Principal inconvénient, ces percées (qui ne permettent pas de voir les autres appartements) sont aussi des puits sonores, chacun bénéficiant allègrement du niveau sonore de ses voisins : discussions, cuisine, blender (utilisé pour le jus de fruits de chaque repas — son absence est le meilleur indicateur du seuil de la misère), chasse d’eau, ébats (cris, gémissements, coups de boutoir…), ronflements, visioconférences durant la pandémie…

Voici les occupants d’une maison comme une autre, située dans un quartier autrefois populaire de Medellín, que l’arrivée du métro il y a 25 ans a fait évoluer vers la classe moyenne, prix obligent.
Au 3e demi-étage (le 4e selon la terminologie espagnole), habite, seule, la propriétaire âgée de l’immeuble, vivant des loyers des autres appartements. Qu’est devenu son mari, père sans doute de ses (grands) enfants ? Mort ou loin, mystère.
Au 2e, au fond, habite sa fille, qui travaille, et vit seule avec son chien. C’est bien la seule de la maison dont les voisins ne connaissent pour ainsi dire pas la voix.
Au 2e, sur la rue — insigne privilège d’un balcon —, ont récemment emménagé une mère, sa fille et leur chien. Elles reçoivent de temps à autre un homme qui pourrait être un cousin ou un ami. La mère travaille plus ou moins régulièrement, la fille, quotidiennement, dans d'interminables heures de visioconférence. Qu’est devenu le père : mystère…
Au 1er, au fond, une fillette pleine de vie de 2 ans, son père, sa grand-mère, un copain du père et leur chat. Ah ! Il y a un père ! Ici, c’est la mère qui fait défaut : elle est partie quand sa fille avait 5 mois. La grand-mère travaille dans un restaurant, elle se lève à 6 h, puis part pour rentrer vers 14 h. Le père, lui, travaille de la fin d’après-midi à une heure du matin, puis cuisine, regarde la télé ou reçoit sa copine jusqu’à 4 h. Ils sont en instance de départ, virés pour cause de bruit, de jour comme de nuit.
Au 1er, sur la rue, deux sœurs, qui peuvent avoir une bonne cinquantaine. Ce sont les seules à avoir racheté leur appartement. De quoi vivent-elles ? Difficile à dire. Leur seul contact avec les hommes semble être de recevoir parfois un prédicateur à la voix de crécelle et d’écouter des sermons radiophoniques et masculins (ceci quotidiennement lors de la terreur pandémique…).
Au rez-de-chaussée, au fond, le plus grand appartement est celui d’un artiste, qui l’occupe seul (la vie est mal faite).
Au rez-de-chaussée, sur la rue, dans le plus petit des appartements, vit la belle-fille de la propriétaire avec ses deux filles (la vie est vraiment mal faite), collégiennes, et un chien. Elle est séparée de leur père depuis 5 ans ; il est parti à Atlanta, où il travaille comme serveur. Les subsides qu’il envoie semblent la ressource principale de la famille.

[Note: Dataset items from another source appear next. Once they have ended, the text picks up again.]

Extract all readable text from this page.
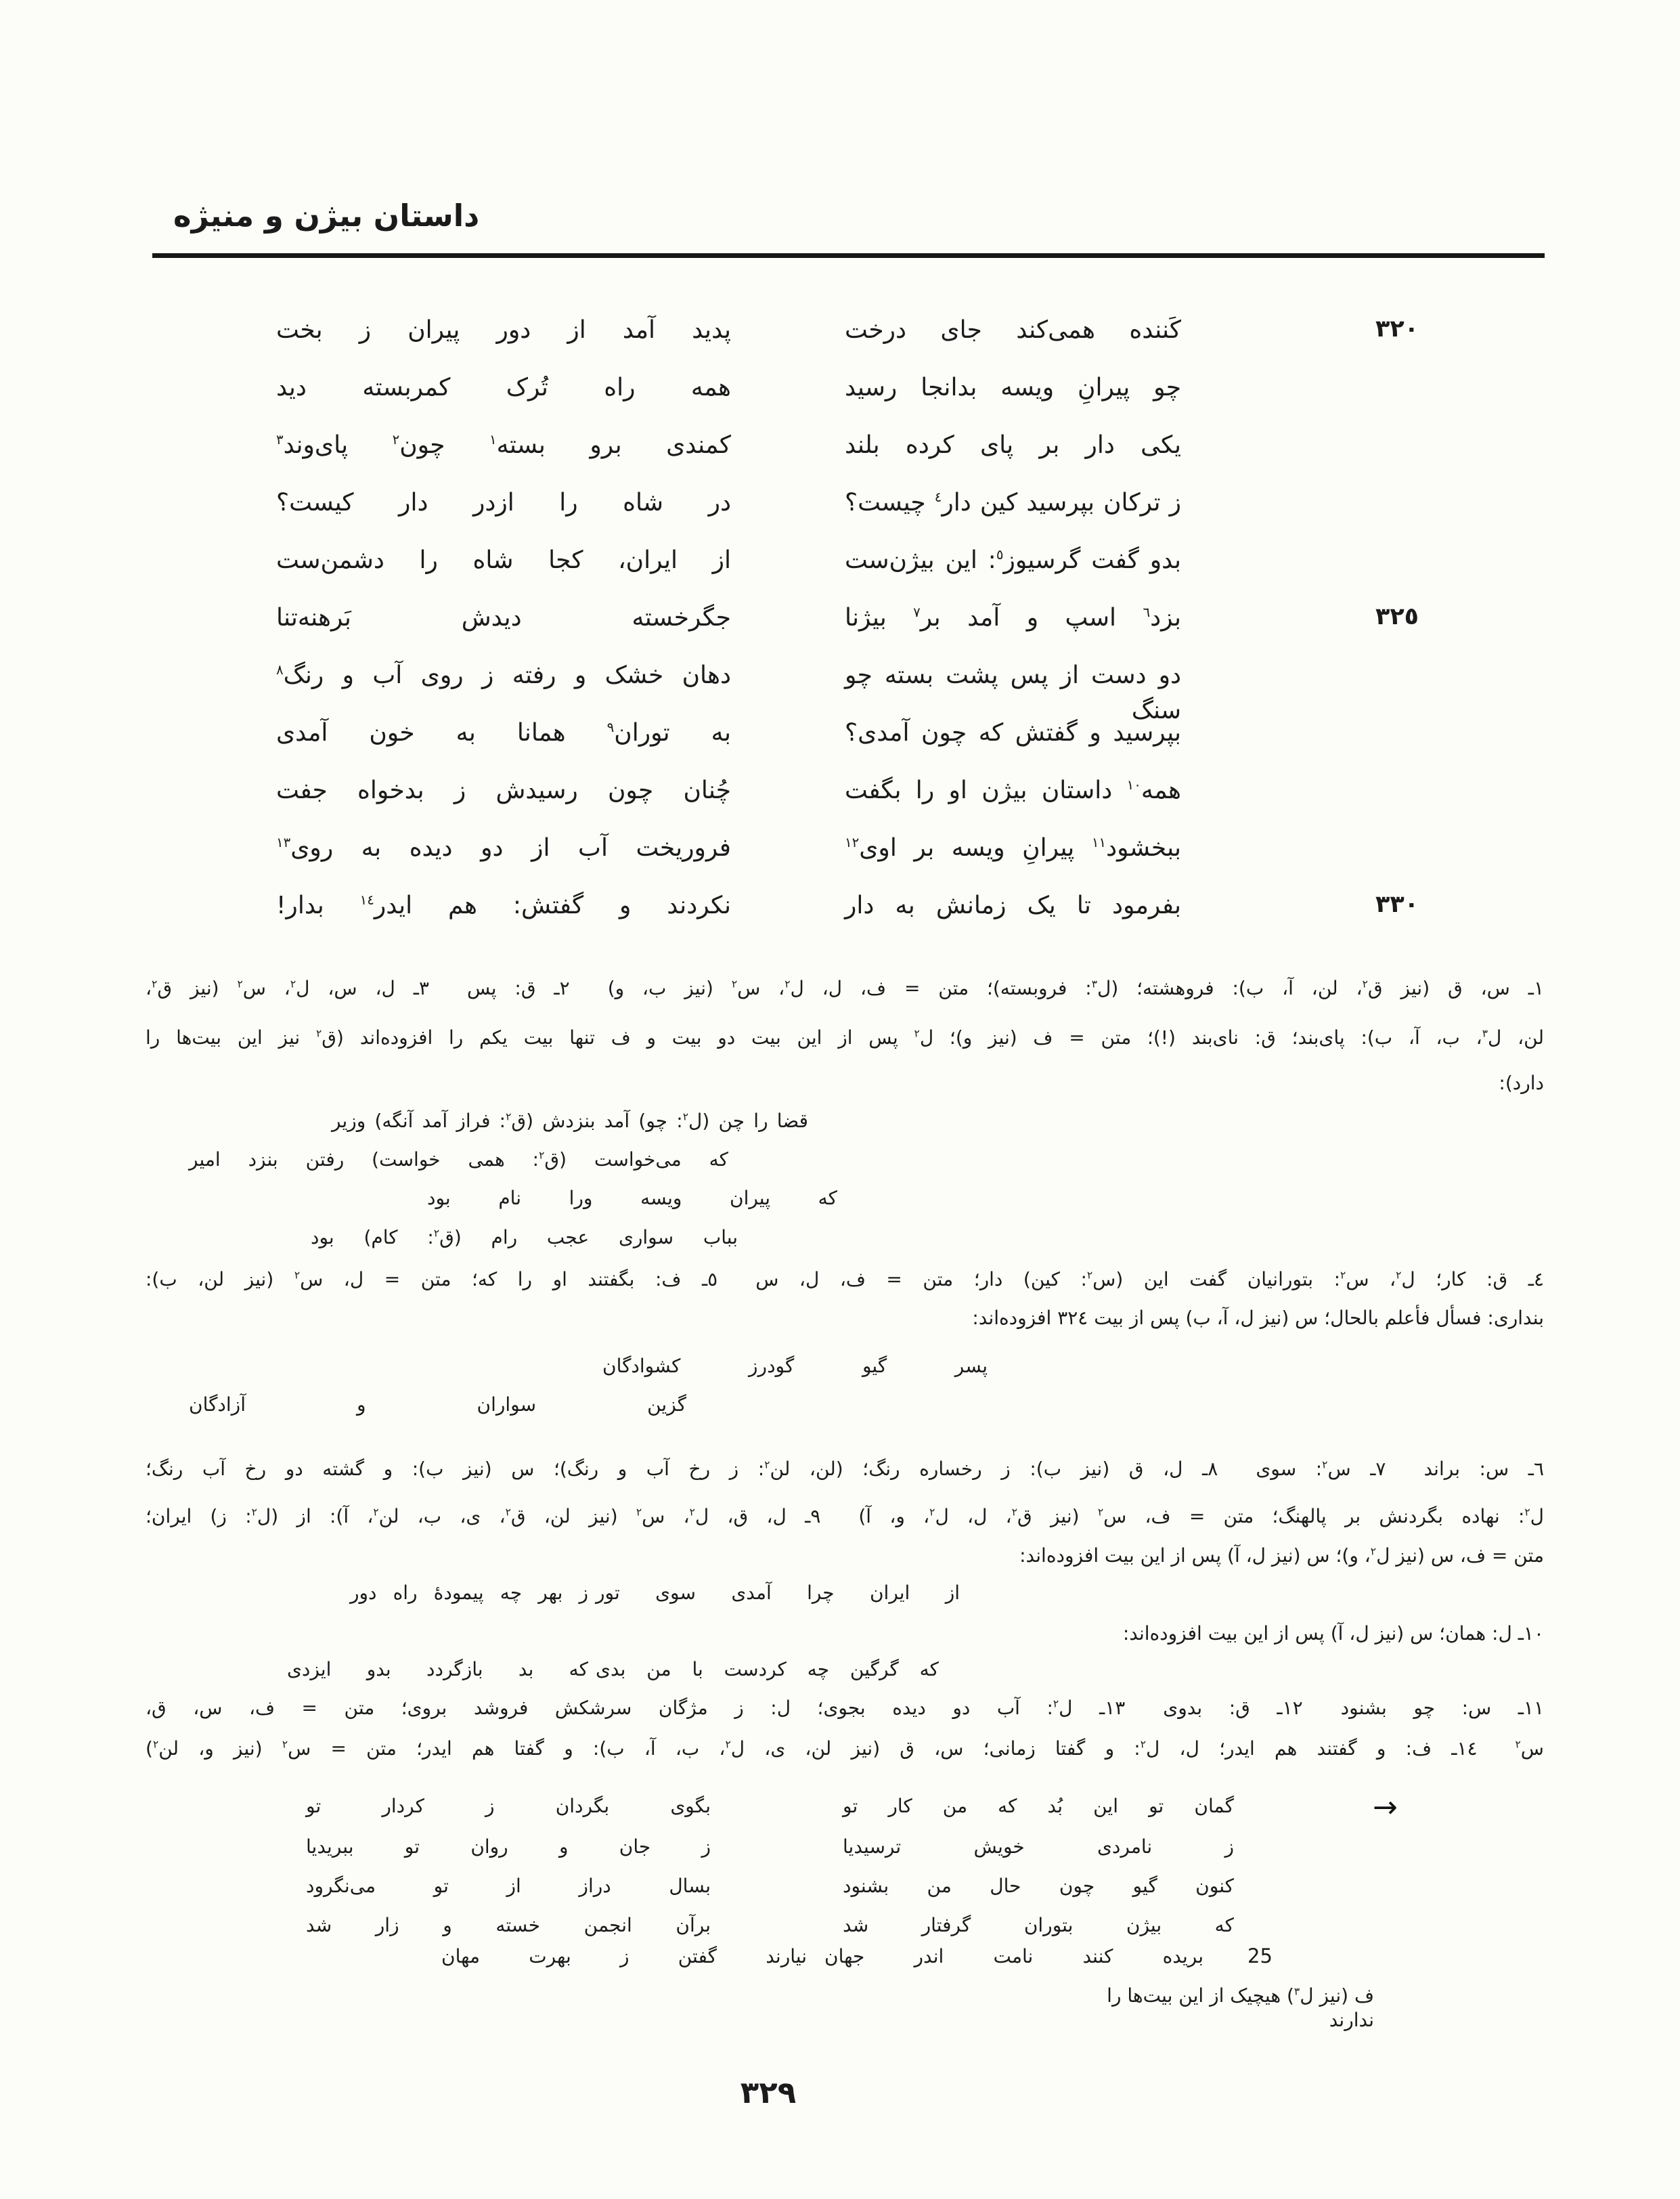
داستان بیژن و منیژه
٣٢٠
کَننده همی‌کند جای درخت
پدید آمد از دور پیران ز بخت
چو پیرانِ ویسه بدانجا رسید
همه راه تُرک کمربسته دید
یکی دار بر پای کرده بلند
کمندی برو بسته$^۱$ چون$^۲$ پای‌وند$^۳$
ز ترکان بپرسید کین دار$^٤$ چیست؟
در شاه را ازدر دار کیست؟
بدو گفت گرسیوز$^٥$: این بیژن‌ست
از ایران، کجا شاه را دشمن‌ست
٣٢٥
بزد$^٦$ اسپ و آمد بر$^۷$ بیژنا
جگرخسته دیدش بَرهنه‌تنا
دو دست از پس پشت بسته چو سنگ
دهان خشک و رفته ز روی آب و رنگ$^۸$
بپرسید و گفتش که چون آمدی؟
به توران$^۹$ همانا به خون آمدی
همه$^{۱۰}$ داستان بیژن او را بگفت
چُنان چون رسیدش ز بدخواه جفت
ببخشود$^{۱۱}$ پیرانِ ویسه بر اوی$^{۱۲}$
فروریخت آب از دو دیده به روی$^{۱۳}$
٣٣٠
بفرمود تا یک زمانش به دار
نکردند و گفتش: هم ایدر$^{۱٤}$ بدار!
۱ـ س، ق (نیز ق$^۲$، لن، آ، ب): فروهشته؛ (ل$^۳$: فروبسته)؛ متن = ف، ل، ل$^۲$، س$^۲$ (نیز ب، و)  ۲ـ ق: پس  ۳ـ ل، س، ل$^۲$، س$^۲$ (نیز ق$^۲$،
لن، ل$^۳$، ب، آ، ب): پای‌بند؛ ق: نای‌بند (!)؛ متن = ف (نیز و)؛ ل$^۲$ پس از این بیت دو بیت و ف تنها بیت یکم را افزوده‌اند (ق$^۲$ نیز این بیت‌ها را
دارد):
قضا را چن (ل$^۲$: چو) آمد بنزدش (ق$^۲$: فراز آمد آنگه) وزیر
که می‌خواست (ق$^۲$: همی خواست) رفتن بنزد امیر
که پیران ویسه ورا نام بود
بباب سواری عجب رام (ق$^۲$: کام) بود
٤ـ ق: کار؛ ل$^۲$، س$^۲$: بتورانیان گفت این (س$^۲$: کین) دار؛ متن = ف، ل، س  ٥ـ ف: بگفتند او را که؛ متن = ل، س$^۲$ (نیز لن، ب):
بنداری: فسأل فأعلم بالحال؛ س (نیز ل، آ، ب) پس از بیت ٣٢٤ افزوده‌اند:
پسر گیو گودرز کشوادگان
گزین سواران و آزادگان
٦ـ س: براند  ۷ـ س$^۲$: سوی  ۸ـ ل، ق (نیز ب): ز رخساره رنگ؛ (لن، لن$^۲$: ز رخ آب و رنگ)؛ س (نیز ب): و گشته دو رخ آب رنگ؛
ل$^۲$: نهاده بگردنش بر پالهنگ؛ متن = ف، س$^۲$ (نیز ق$^۲$، ل، ل$^۲$، و، آ)  ۹ـ ل، ق، ل$^۲$، س$^۲$ (نیز لن، ق$^۲$، ی، ب، لن$^۲$، آ): از (ل$^۲$: ز) ایران؛
متن = ف، س (نیز ل$^۲$، و)؛ س (نیز ل، آ) پس از این بیت افزوده‌اند:
از ایران چرا آمدی سوی تور
ز بهر چه پیمودهٔ راه دور
۱۰ـ ل: همان؛ س (نیز ل، آ) پس از این بیت افزوده‌اند:
که گرگین چه کردست با من بدی
که بد بازگردد بدو ایزدی
۱۱ـ س: چو بشنود  ۱۲ـ ق: بدوی  ۱۳ـ ل$^۲$: آب دو دیده بجوی؛ ل: ز مژگان سرشکش فروشد بروی؛ متن = ف، س، ق،
س$^۲$  ۱٤ـ ف: و گفتند هم ایدر؛ ل، ل$^۲$: و گفتا زمانی؛ س، ق (نیز لن، ی، ل$^۲$، ب، آ، ب): و گفتا هم ایدر؛ متن = س$^۲$ (نیز و، لن$^۲$)
→
گمان تو این بُد که من کار تو
بگوی بگردان ز کردار تو
ز نامردی خویش ترسیدیا
ز جان و روان تو ببریدیا
کنون گیو چون حال من بشنود
بسال دراز از تو می‌نگرود
که بیژن بتوران گرفتار شد
برآن انجمن خسته و زار شد
25
بریده کنند نامت اندر جهان
نیارند گفتن ز بهرت مهان
ف (نیز ل$^۳$) هیچیک از این بیت‌ها را ندارند
٣٢٩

En résumé, 14 personnes, dont 6 femmes sans amoureux (ni amoureuse), 3 hommes sans amoureuse, sinon épisodique pour l’un d’entre eux (ni amoureux), 3 enfants, plus 3 chiens et un chat (qu’on prive d’amoureux ou d’amoureuses).
Que conclure de ce tour d’horizon ? À lui seul, il n’a certes pas de valeur statistique, mais il est assez représentatif de ce qu’est une famille colombienne : on y trouve plus souvent un chien qu’un père, et quand il y a un père, il n’est pas rare que ce soit la mère qui manque… Beaucoup de femmes seules — sinon seules, du moins sans homme. N’ont-elles tout simplement pas confiance dans des hommes dont le sens des responsabilités, il est vrai, s’arrête souvent à la naissance ou la présence d’un enfant ?…
Le taux de fertilité de la Colombie est de 1,81 enfant par femme[1]. Encore est-il largement dû à des filles surprises à 15 ou 16 ans. Ce n’est pas non plus le summum de la responsabilité. Ce pays, qui a constamment la religion et sa morale à la bouche, ferait mieux d’apprendre la contraception et l'éthique à ses filles et à ses fils, et de pratiquer des avortements autrement que dans la clandestinité.
La natalité et les familles ne s’en porteraient-elles, finalement et paradoxalement, pas mieux ?

Note

[1] En 1960, ce taux s’élevait à 6,74. Il est aujourd’hui plus faible qu’en France (1,88), et c’est le 5e le plus bas d’Amérique latine hors micro-États, après Cuba (1,62), le Chili (1,65), le Brésil (1,74) et le Costa Rica (1,75). Données Banque mondiale 2018.